Ma il suo riferimento cinematografico, più deciso, come lui stesso precisa, è “Vertigo” di Hitchcock, frenesia dell’abisso, rischio, vortice. Mistero. Precipizio sul nulla.

Alberto Mari dichiara inoltre la sua particolare (dis)misura: «La mia ambizione sta più nell’impeto a sorpresa e nell’ambivalenza visiva nella quale vorrei convolgere lo spettatore-attore del film incontenibile che ho in testa, uno svolgimento frenetico, con inevitabili passaggi misteriosi, in cui non mi nego certi eccessi e virtuosismi».

Il rischioso dinamismo che si contrappone a tante ansie provocate dalla realtà mistificante è la marca dela sua scrittura. Da pensieri-Orologi (Niebo-La Vita Felice, 2005) leggiamo Haidee (in portoghese desiderata), poesia improvvisata sul brano omonimo di Astor Piazzola in occasione di una rassegna “Poesia e tango”:

L’ebbrezza vibrante / del suono incrinato, / poesia della coppia // arretra nel nome / Haidee, figura / a bersaglio, solenne / colpisce e se ne va / se ne va, sottile, / struggente, nervo // scoperto incalzante // strappa, mente, strappa! / esaurisci il galoppo sognante, / esistenziale, tono profondo, / con arie di frusta / il maturo risveglio // “lascia che ti accompagni / nel cortile del mondo / con un vecchio fruscio / d’intesa con questi tempi.” // Oh, serrato sussulto, / mirabile lamento, / l’affilata dolcezza / si dilunga, gioisce / con affanno / e tutto il valore / si lacera, lacera / carezza, affinità… // gira, gira, gira / infinito, gira / l’incontro volta / il pensiero // fotti, fotti, fotti / pensiero, fotti! / ricorda la vita mirabolante, / l’invasione della notte, / la luna nel cuore / dei passi, la nostalgia / che tortura il gusto estetico. / Impara la virtù / della ferita, la rinata / tristezza con tutti / i tasti a favore… // e ciò che è / e ciò che poteva essere, è ciò che è / e ancora, ancora / magìa e realtà d’arie / interne, esulta / lo scontro / con tutte le cose / tolte, si rialza / il ritmo // gira, gira. / gira, gira, / fuego lento, / esaurimento infinito / del locale, di tutto / il paese che sente, / sente e il lontano bersaglio / ritorna, rialza il capo, / e ti offre da bere / la conclusione / di un’ignota amicizia. // Amore, saluta amore, / gira, rigira, / sempre solenne, / sguardo assassino, // attento ai bilanci, attento! / vita, di nuovo, vita, / fuego lento / qué pasa, / è la cadenza più convinta, // la pausa più accesa / del tuo passaggio, / la bellezza vestita / diretta allo sguardo // non dico di te / imparare a parlarti / via dai tuoi passi / è un presentimento // lo dico al mio amico / al telefono, cosa / non faccio, con tutte / le contorsioni del sentimento, / convalescente.

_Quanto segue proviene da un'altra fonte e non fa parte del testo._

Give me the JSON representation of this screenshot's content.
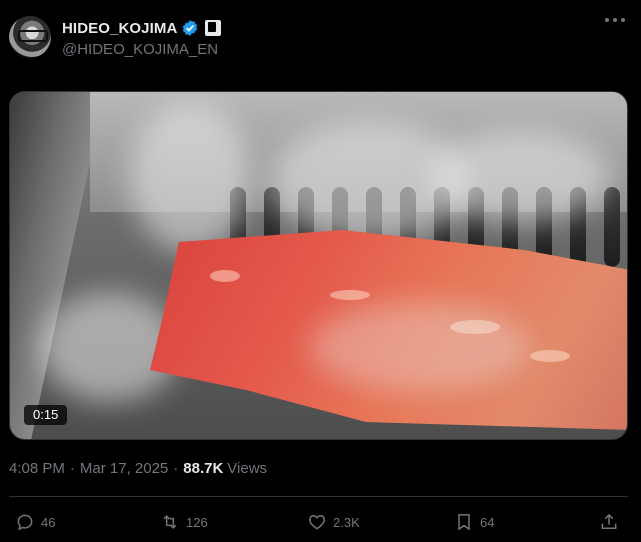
{
  "author": {
    "display_name": "HIDEO_KOJIMA",
    "handle": "@HIDEO_KOJIMA_EN",
    "verified_icon": "verified-badge-icon",
    "affiliation_icon": "affiliation-badge-icon"
  },
  "media": {
    "duration": "0:15"
  },
  "post_meta": {
    "time": "4:08 PM",
    "separator": "·",
    "date": "Mar 17, 2025",
    "views_count": "88.7K",
    "views_label": "Views"
  },
  "actions": {
    "replies": "46",
    "reposts": "126",
    "likes": "2.3K",
    "bookmarks": "64"
  },
  "colors": {
    "background": "#000000",
    "text": "#e7e9ea",
    "muted": "#71767b",
    "verified": "#1d9bf0",
    "border": "#2f3336"
  }
}
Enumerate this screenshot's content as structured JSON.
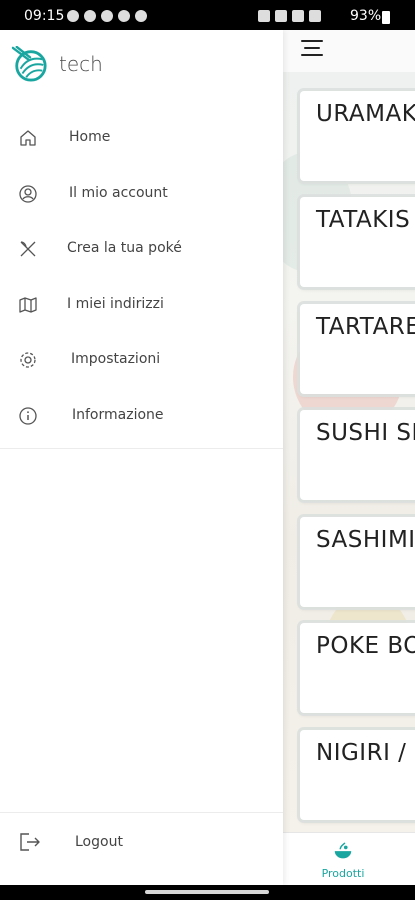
{
  "status_bar": {
    "time": "09:15",
    "battery_percent": "93%"
  },
  "drawer": {
    "brand_name": "tech",
    "items": [
      {
        "label": "Home",
        "icon": "home-icon"
      },
      {
        "label": "Il mio account",
        "icon": "account-icon"
      },
      {
        "label": "Crea la tua poké",
        "icon": "chopsticks-icon"
      },
      {
        "label": "I miei indirizzi",
        "icon": "map-icon"
      },
      {
        "label": "Impostazioni",
        "icon": "gear-icon"
      },
      {
        "label": "Informazione",
        "icon": "info-icon"
      }
    ],
    "logout_label": "Logout"
  },
  "main": {
    "categories": [
      "URAMAKI",
      "TATAKIS",
      "TARTARE",
      "SUSHI SE",
      "SASHIMI",
      "POKE BO",
      "NIGIRI /"
    ],
    "bottom_nav": {
      "active_tab_label": "Prodotti"
    }
  },
  "colors": {
    "accent": "#1aa6a0",
    "text": "#444444"
  }
}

Rappresentazione sognante, cinematografica, danzante, dinamica e protesa, forse illusoriamente, alla pacificazione visuale del racconto, lo scontro con tutte le cose che son tolte, il disappunto e l’accettazione fantasmatica della mancanza, di contro alla magia delle realtà d’arie interne. E con le contorsioni la quiete del sentimento convalescente. La maschera rivelatrice di senso.

In Conseguenze, sempre da Pensieri-Orologi:

… Questo mondo, quanta carta investi / nell’era che ti racchiude, / abile professionista distorto / dalle vetrate spioventi. // Nel pavimento annega la figura individuale, / la superficie trattiene il rovescio del possibile / nella traiettoria dell’immutabile…

Si disse più sopra della traiettoria ossessionante delle formiche-uomo e dell’immutabilità storica del formicaio. Della vanità del racconto e delle sue giustificazioni: il rovescio del possibile. Il dritto, il rovescio, il nulla. In Cara inquietudine dalla stessa raccolta:

… il fastidio d’intendere / a volere a perdersi, / puntate d’identità, // presa per il corpo / per un niente / solido, / trascorso d’aria, / vive l’azione, la ribalta / s’inclina nell’unica dimensione, / della città franata // e vedevo
le figure / nelle grotte e vedevo / il sonno filmato, / vetrine di traverso, / strade sradicate… // è tutto e basta / porta dopo porta…

… cara inquietudine / fa qualcosa di me / che importi.

In Pensieri, orologi, il poemetto che dà il titolo alla raccolta, la rappresentazione cinematografica mima la vita con le sue ossessioni, le sue incomprensibilità, la sua predestinata immutabilità:

… si spegneva / tutto tra di noi, Morti / d’abitudine, nel canyon / adatto, tra spari, detti e ridetti, / schivare, sibili, oplà. / Meno male … e ti accorgi, / l’hai già visto, ma sei / ancora in tempo a finire / la frase, prima o poi / si
sistemerà nella mente, prenderà / il suo posto, / terreno o ripiano / possibili, ma nell’ordine rimasto / l’etichetta è difficile da togliere…

… ma riesco adattarmi, pur non stando / veramente fermo. Non mi appartengo / del tutto…

… non si fa che / promettere, prevedere / vie d’uscita, luoghi / appostati, incognite, segnali / suggeritori…

… tanto abbiamo perso…

… Occhi di riserva, / fate presto, / sbrigatevi…

… cercate di non calmarvi. / Non so in quali combinazioni / di silenzio io possa rinvenire…

La dialettica fra rumori di realtà e silenzi agognati, fra il nulla catastrofico della contingenza e il nulla prolifico della parola poetica, dell’estremo sguardo rivelatore, si dipana per incontinenti immagini filmiche, fra allitterazioni, asindeti, enjambements ed ellissi. Si scambiano i ruoli e i soggetti e gli interlocutori come in un film di Buñuel (“Quell’oscuro oggetto del desiderio”). Molto altro si dovrebbe dire di Mari, dalle filastrocche al nonsense, dalle prose poetiche ai frammenti erotici, ai fumetti.